Why do we need Kafka to connect?
When creating a data pipeline using Kafka, you implement a producer/consumer or can use an off-the-shelf connector. You might also consider developing your custom connector using the Kafka Connect framework. However, the question is when to use what?
Kafka producers and consumers are embedded in your application. They become an integral part of your application. Your application might be persisting data in a storage system like a database or a log file. However, you also wanted to send data to a Kafka broker for further consumption by other applications. Hence, you modified your application code and implemented Kafka producer APIs to send data to a Kafka broker. This approach works perfectly well when you have access to the application code and modify the application code.

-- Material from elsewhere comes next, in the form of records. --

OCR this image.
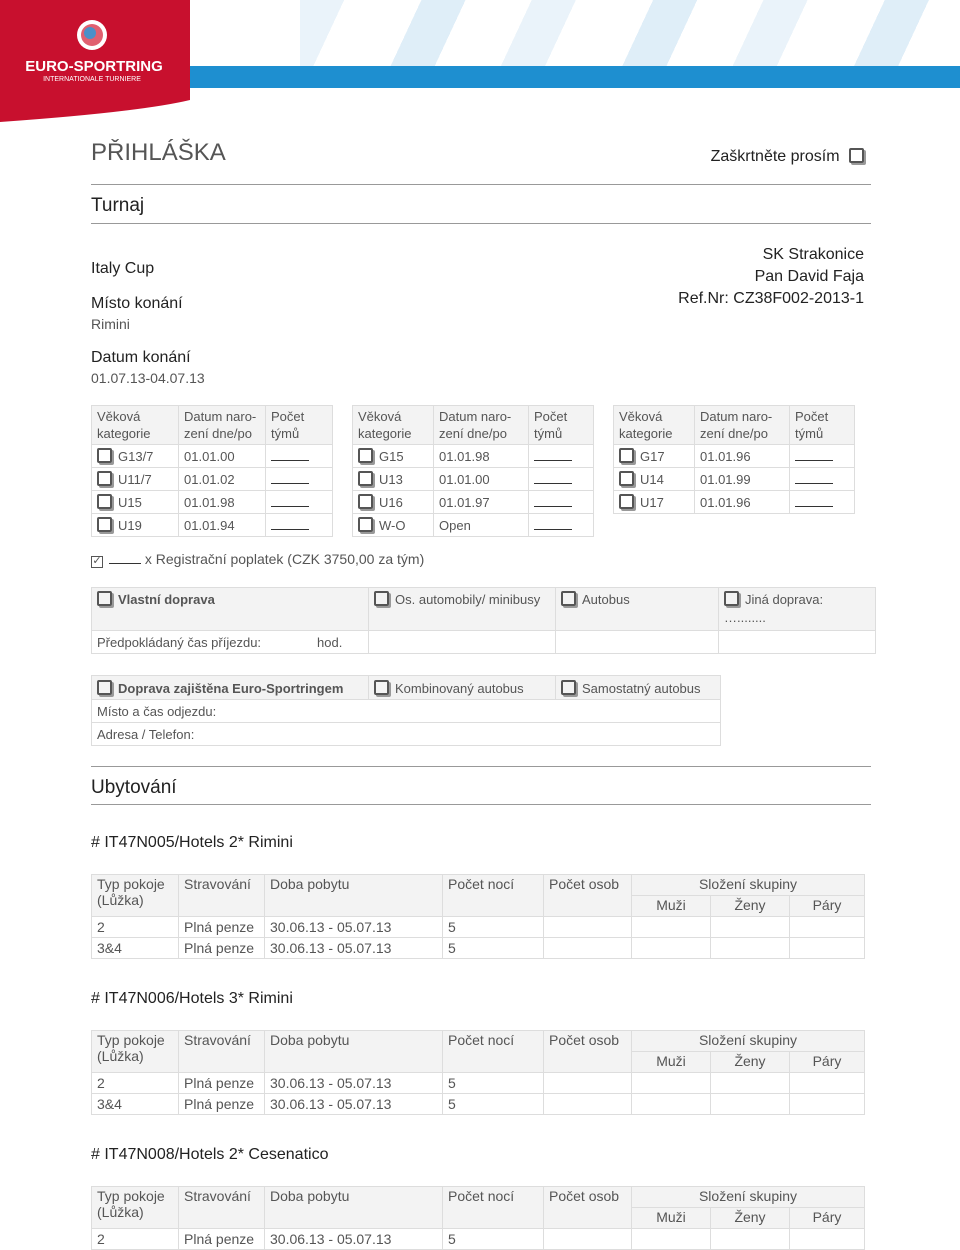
EURO-SPORTRING
INTERNATIONALE TURNIERE
PŘIHLÁŠKA	Zaškrtněte prosím
Turnaj
Italy Cup
Místo konání
Rimini
Datum konání
01.07.13-04.07.13
SK Strakonice
Pan David Faja
Ref.Nr: CZ38F002-2013-1
Věková kategorie	Datum naro-zení dne/po	Počet týmů
G13/7	01.01.00	
U11/7	01.01.02	
U15	01.01.98	
U19	01.01.94	
Věková kategorie	Datum naro-zení dne/po	Počet týmů
G15	01.01.98	
U13	01.01.00	
U16	01.01.97	
W-O	Open	
Věková kategorie	Datum naro-zení dne/po	Počet týmů
G17	01.01.96	
U14	01.01.99	
U17	01.01.96	
✓	x Registrační poplatek (CZK 3750,00 za tým)
Vlastní doprava	Os. automobily/ minibusy	Autobus	Jiná doprava:
…........
Předpokládaný čas příjezdu: hod.			
Doprava zajištěna Euro-Sportringem	Kombinovaný autobus	Samostatný autobus
Místo a čas odjezdu:
Adresa / Telefon:
Ubytování
# IT47N005/Hotels 2* Rimini
Typ pokoje (Lůžka)	Stravování	Doba pobytu	Počet nocí	Počet osob	Složení skupiny		
					Muži	Ženy	Páry
2	Plná penze	30.06.13 - 05.07.13	5				
3&4	Plná penze	30.06.13 - 05.07.13	5				
# IT47N006/Hotels 3* Rimini
Typ pokoje (Lůžka)	Stravování	Doba pobytu	Počet nocí	Počet osob	Složení skupiny		
					Muži	Ženy	Páry
2	Plná penze	30.06.13 - 05.07.13	5				
3&4	Plná penze	30.06.13 - 05.07.13	5				
# IT47N008/Hotels 2* Cesenatico
Typ pokoje (Lůžka)	Stravování	Doba pobytu	Počet nocí	Počet osob	Složení skupiny		
					Muži	Ženy	Páry
2	Plná penze	30.06.13 - 05.07.13	5				
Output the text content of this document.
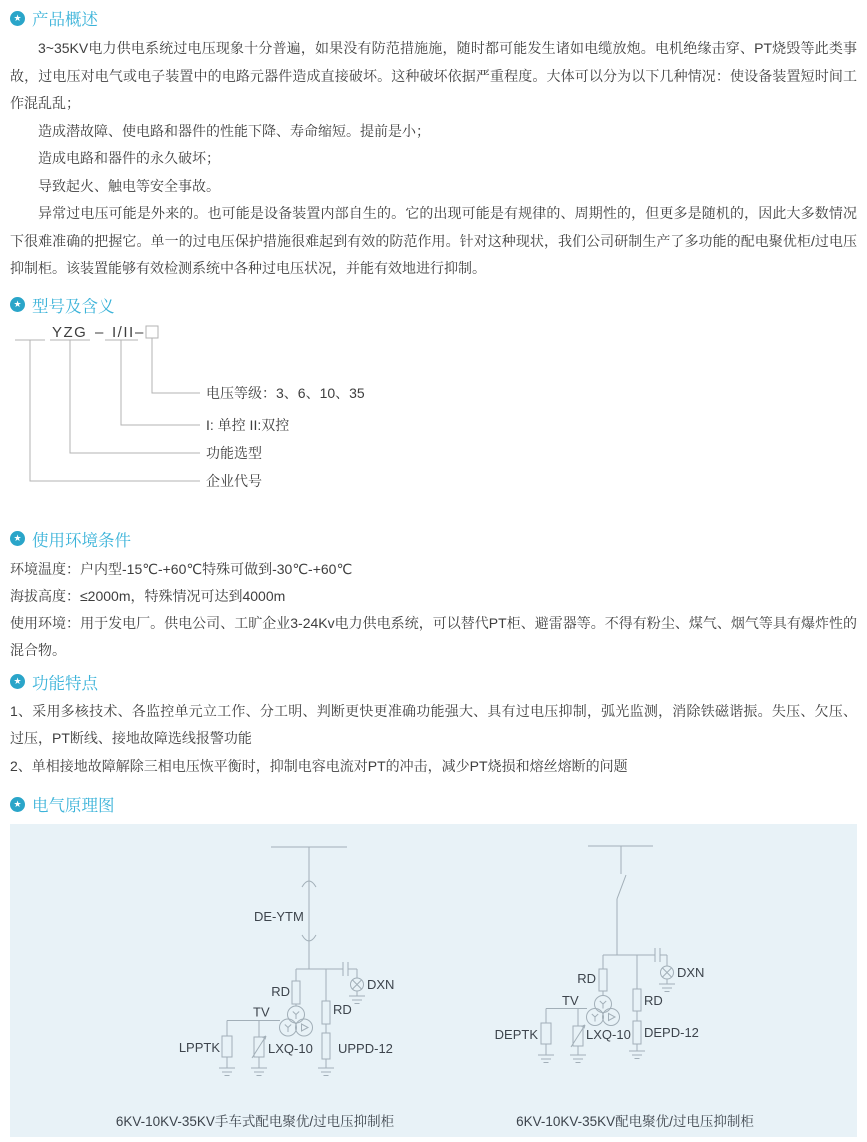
★ 产品概述

3~35KV电力供电系统过电压现象十分普遍，如果没有防范措施施，随时都可能发生诸如电缆放炮。电机绝缘击穿、PT烧毁等此类事故，过电压对电气或电子装置中的电路元器件造成直接破坏。这种破坏依据严重程度。大体可以分为以下几种情况：使设备装置短时间工作混乱乱；

造成潜故障、使电路和器件的性能下降、寿命缩短。提前是小；

造成电路和器件的永久破坏；

导致起火、触电等安全事故。

异常过电压可能是外来的。也可能是设备装置内部自生的。它的出现可能是有规律的、周期性的，但更多是随机的，因此大多数情况下很难准确的把握它。单一的过电压保护措施很难起到有效的防范作用。针对这种现状，我们公司研制生产了多功能的配电聚优柜/过电压抑制柜。该装置能够有效检测系统中各种过电压状况，并能有效地进行抑制。

★ 型号及含义
YZG – I/II –
电压等级：3、6、10、35
I: 单控 II:双控
功能选型
企业代号
★ 使用环境条件

环境温度：户内型-15℃-+60℃特殊可做到-30℃-+60℃

海拔高度：≤2000m，特殊情况可达到4000m

使用环境：用于发电厂。供电公司、工旷企业3-24Kv电力供电系统，可以替代PT柜、避雷器等。不得有粉尘、煤气、烟气等具有爆炸性的混合物。

★ 功能特点

1、采用多核技术、各监控单元立工作、分工明、判断更快更准确功能强大、具有过电压抑制，弧光监测，消除铁磁谐振。失压、欠压、过压，PT断线、接地故障选线报警功能

2、单相接地故障解除三相电压恢平衡时，抑制电容电流对PT的冲击，减少PT烧损和熔丝熔断的问题

★ 电气原理图
DE-YTM
RD
TV
LPPTK	LXQ-10
RD
UPPD-12
DXN
6KV-10KV-35KV手车式配电聚优/过电压抑制柜
RD
TV
DEPTK	LXQ-10
RD
DEPD-12
DXN
6KV-10KV-35KV配电聚优/过电压抑制柜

When you cannot access the application code or do not want to embed the Kafka producer or a consumer in your application to achieve modularity and simple management, you should prefer a Kafka connector. If your application is persisting data in some storage system and you have access to the storage system, you should prefer to use the Kafka connector to build your data pipeline. Kafka connector should be able to cut down your development activity, which can be used and managed by non-developers.
Suppose the connector does not exist for your storage system, and you have a choice of embedding your connector in the application or developing a new connector for your application. In that case, it is recommended to prefer to create a new connector. Because the framework provides out-of-the-box features like configuration management, offset storage, parallelization, error handling, support for different data types, and standard management REST APIs.
Apache Kafka Streams
Apache Kafka client APIs, Kafka connect, and the Kafka brokers provide a reliable and highly scalable backbone infrastructure for delivering data streams amongst applications. You can use your choice of the stream processing system to develop a real-time streaming application. Apache Spark, Apache Storm, and Apache Flink are among the most popular stream-processing frameworks. However, starting from Kafka 0.10 release, Kafka includes a powerful stream processing library called Kafka Streams. The Kafka streams library allows Kafka developers to extend their standard applications to consume, process, and produce new data streams. You can avoid the cost and overhead of maintaining an additional cluster by implementing Kafka Streams for your real-time stream processing requirements compared to other cluster-based stream processing systems like Apache spark. Apache Spark might make more sense when you have a distributed machine-learning algorithm and know that you will need the capabilities of the Spark cluster. However, the Apache Kafka stream is an excellent alternative for simple real-time applications without enough justifications for building a Spark cluster.
Kafka streams allow you to process your data in real time on a per-record basis. You do not need to group data in small batches and work on the micro-batches like other stream processing frameworks. The ability to work on each record as it arrives is critical for the millisecond response time. A typical Kafka stream application would read the data from the Kafka topic in real-time, perform necessary action on the data and possibly send it back to the Kafka broker on a different topic. You can still use Kafka Producers, Kafka Consumers, and Kafka connectors to handle the rest of your data integration needs within the same cluster. A typical implementation might use all three flavors of Apache Kafka to solve the bigger problem and create a robust application.